I was born in Wisconsin. As the son of an Assemblies of God pastor, I was tied into active Church life from a young age. (I like to think that my Pentecostal upbringing adds a complementary charismatic flavor to my Anglican identity.) After helping plant an Assemblies church in my mid-20s with my wife and some friends in Minneapolis, I was confirmed into the Episcopal Church. I had become disillusioned with the Pentecostal and Evangelical churches of my youth and found myself drawn to the Episcopal Church because of the liturgy, but also because so many of my favorite authors were from the Anglican tradition, C.S. Lewis, N.T. Wright, and Rowan Williams among them. I jumped in with both feet and have since studied widely in the Anglican tradition and consider the history of Anglican theology to be an abiding interest for me. A friend and I are currently blogging through books I and V of Hooker’s Laws at Reading Richard Hooker.
I recently completed a bachelor’s degree from the University of Minnesota, double majoring in Classical Greek and Latin. My academic interests tend to hover around patristics and historical theology, especially their hermeneutics of Scripture and their political theology; though I also have interests in modern theology, especially in Anglo-Catholic thought, the relationship between Anglicanism and Eastern Orthodoxy, and in authors like Stanley Hauerwas, Rowan Williams, Graham Ward, Ephraim Radner, and Sergeii Bulgakov, to name a few.
Perhaps more important to me, though, is to connect the academic and the concrete practices of the Church.
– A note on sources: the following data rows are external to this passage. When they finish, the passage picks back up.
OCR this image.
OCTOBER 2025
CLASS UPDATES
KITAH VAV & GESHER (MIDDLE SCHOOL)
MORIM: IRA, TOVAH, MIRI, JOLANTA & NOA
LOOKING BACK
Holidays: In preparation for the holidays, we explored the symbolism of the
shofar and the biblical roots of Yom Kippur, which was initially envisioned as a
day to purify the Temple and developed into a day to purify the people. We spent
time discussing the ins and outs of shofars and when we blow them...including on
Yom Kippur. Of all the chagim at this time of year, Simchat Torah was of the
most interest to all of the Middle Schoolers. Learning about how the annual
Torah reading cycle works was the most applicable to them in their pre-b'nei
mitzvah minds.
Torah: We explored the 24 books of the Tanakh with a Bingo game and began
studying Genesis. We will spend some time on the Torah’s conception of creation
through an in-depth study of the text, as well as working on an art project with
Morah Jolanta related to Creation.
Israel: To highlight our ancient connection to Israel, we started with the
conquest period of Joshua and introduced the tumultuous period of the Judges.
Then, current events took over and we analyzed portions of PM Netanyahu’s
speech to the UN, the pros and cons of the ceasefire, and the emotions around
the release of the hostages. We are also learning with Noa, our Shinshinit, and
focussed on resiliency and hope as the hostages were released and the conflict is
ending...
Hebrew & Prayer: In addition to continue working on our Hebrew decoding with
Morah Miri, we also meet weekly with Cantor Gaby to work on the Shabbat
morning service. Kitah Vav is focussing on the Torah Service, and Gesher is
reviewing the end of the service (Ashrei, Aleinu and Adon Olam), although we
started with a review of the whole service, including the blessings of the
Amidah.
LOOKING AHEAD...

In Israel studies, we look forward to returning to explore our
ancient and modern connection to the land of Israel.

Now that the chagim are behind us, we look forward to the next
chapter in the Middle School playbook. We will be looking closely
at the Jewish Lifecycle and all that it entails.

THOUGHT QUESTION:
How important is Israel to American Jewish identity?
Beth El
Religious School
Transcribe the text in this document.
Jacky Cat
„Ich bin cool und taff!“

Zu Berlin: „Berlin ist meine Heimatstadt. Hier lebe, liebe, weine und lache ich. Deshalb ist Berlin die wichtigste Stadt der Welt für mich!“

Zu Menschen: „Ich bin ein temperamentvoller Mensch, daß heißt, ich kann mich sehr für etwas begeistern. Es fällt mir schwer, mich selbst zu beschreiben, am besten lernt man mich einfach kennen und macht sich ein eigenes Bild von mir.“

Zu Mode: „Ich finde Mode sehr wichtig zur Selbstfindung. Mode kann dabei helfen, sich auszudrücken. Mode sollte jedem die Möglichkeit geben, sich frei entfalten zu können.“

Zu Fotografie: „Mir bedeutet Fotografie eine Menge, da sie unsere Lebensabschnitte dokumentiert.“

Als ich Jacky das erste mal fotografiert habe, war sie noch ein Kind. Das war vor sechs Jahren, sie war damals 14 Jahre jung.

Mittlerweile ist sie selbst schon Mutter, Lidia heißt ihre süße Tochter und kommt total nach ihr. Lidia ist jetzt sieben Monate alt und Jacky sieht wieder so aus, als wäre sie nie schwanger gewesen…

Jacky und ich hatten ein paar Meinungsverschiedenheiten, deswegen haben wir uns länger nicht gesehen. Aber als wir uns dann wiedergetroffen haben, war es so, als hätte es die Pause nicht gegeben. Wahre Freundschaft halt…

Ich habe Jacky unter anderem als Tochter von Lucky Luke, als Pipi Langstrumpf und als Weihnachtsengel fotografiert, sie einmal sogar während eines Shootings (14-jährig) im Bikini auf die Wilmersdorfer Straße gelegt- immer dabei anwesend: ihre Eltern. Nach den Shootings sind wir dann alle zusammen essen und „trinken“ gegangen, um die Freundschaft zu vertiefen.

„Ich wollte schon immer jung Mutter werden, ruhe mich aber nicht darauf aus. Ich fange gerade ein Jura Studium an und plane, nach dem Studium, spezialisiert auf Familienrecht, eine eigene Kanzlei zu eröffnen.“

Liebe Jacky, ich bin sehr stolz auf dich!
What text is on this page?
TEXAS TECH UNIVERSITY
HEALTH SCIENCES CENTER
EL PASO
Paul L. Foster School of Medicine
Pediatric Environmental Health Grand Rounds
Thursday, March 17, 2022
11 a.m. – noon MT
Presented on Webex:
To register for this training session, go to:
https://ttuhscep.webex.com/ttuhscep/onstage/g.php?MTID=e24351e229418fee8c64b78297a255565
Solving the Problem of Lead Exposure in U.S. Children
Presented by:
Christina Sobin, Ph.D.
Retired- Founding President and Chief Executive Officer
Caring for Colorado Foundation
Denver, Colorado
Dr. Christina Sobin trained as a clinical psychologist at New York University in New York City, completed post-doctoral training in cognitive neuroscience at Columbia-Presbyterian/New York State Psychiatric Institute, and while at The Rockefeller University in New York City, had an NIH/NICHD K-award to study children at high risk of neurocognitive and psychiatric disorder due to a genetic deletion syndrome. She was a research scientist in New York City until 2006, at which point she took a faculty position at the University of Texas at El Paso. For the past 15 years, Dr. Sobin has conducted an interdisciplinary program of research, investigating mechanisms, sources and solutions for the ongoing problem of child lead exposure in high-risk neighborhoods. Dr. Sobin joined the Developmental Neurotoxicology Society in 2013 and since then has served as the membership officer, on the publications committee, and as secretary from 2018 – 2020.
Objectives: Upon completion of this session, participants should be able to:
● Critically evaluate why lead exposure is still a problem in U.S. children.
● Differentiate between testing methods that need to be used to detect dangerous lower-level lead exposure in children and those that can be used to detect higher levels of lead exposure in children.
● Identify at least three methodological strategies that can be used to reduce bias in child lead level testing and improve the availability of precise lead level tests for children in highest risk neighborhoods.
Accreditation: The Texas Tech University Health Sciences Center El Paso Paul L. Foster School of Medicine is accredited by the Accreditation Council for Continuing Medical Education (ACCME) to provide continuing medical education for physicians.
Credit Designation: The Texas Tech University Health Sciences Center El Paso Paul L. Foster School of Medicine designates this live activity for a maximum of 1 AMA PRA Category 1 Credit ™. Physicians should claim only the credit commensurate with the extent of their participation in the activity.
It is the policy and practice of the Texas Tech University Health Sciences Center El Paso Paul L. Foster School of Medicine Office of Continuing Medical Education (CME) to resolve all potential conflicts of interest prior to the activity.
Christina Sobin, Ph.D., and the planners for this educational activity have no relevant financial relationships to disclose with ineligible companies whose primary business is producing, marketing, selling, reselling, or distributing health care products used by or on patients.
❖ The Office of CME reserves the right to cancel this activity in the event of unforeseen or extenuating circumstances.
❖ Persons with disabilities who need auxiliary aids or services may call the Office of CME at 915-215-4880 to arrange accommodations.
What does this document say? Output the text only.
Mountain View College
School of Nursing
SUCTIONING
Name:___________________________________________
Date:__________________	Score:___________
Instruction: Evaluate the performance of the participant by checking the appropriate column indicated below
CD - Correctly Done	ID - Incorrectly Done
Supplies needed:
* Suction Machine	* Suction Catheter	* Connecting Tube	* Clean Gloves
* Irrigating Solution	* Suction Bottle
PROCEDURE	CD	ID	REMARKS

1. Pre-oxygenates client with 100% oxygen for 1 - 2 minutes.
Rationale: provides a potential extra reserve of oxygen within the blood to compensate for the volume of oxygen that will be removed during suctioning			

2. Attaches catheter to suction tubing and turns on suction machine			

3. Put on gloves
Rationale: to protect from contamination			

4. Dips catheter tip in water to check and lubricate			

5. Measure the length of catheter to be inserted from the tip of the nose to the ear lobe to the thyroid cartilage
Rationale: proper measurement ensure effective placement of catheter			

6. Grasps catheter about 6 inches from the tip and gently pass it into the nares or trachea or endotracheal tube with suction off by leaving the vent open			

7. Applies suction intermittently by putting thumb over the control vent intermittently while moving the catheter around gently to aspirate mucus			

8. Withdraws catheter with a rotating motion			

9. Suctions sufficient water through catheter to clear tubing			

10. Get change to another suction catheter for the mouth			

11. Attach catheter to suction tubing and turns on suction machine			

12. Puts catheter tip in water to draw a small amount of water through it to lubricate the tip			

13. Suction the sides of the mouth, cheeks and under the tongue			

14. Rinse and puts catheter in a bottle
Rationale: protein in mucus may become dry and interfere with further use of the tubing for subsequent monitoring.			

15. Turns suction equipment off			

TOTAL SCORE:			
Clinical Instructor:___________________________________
To that end I am currently an aspirant for Holy Orders in the Episcopal Diocese of Minnesota. I also support groups like The Ekklesia Project (see “Why Do We Build the Wall?”), which is busy in ecumenical efforts to sustain practices to form the Church in holiness. This is why, I suppose, the catholicity of the Church and efforts toward real visible unity are of such importance to me.
I also blog, however infrequently, at Theophiliacs and have even been known to attempt to write poetry on occasion.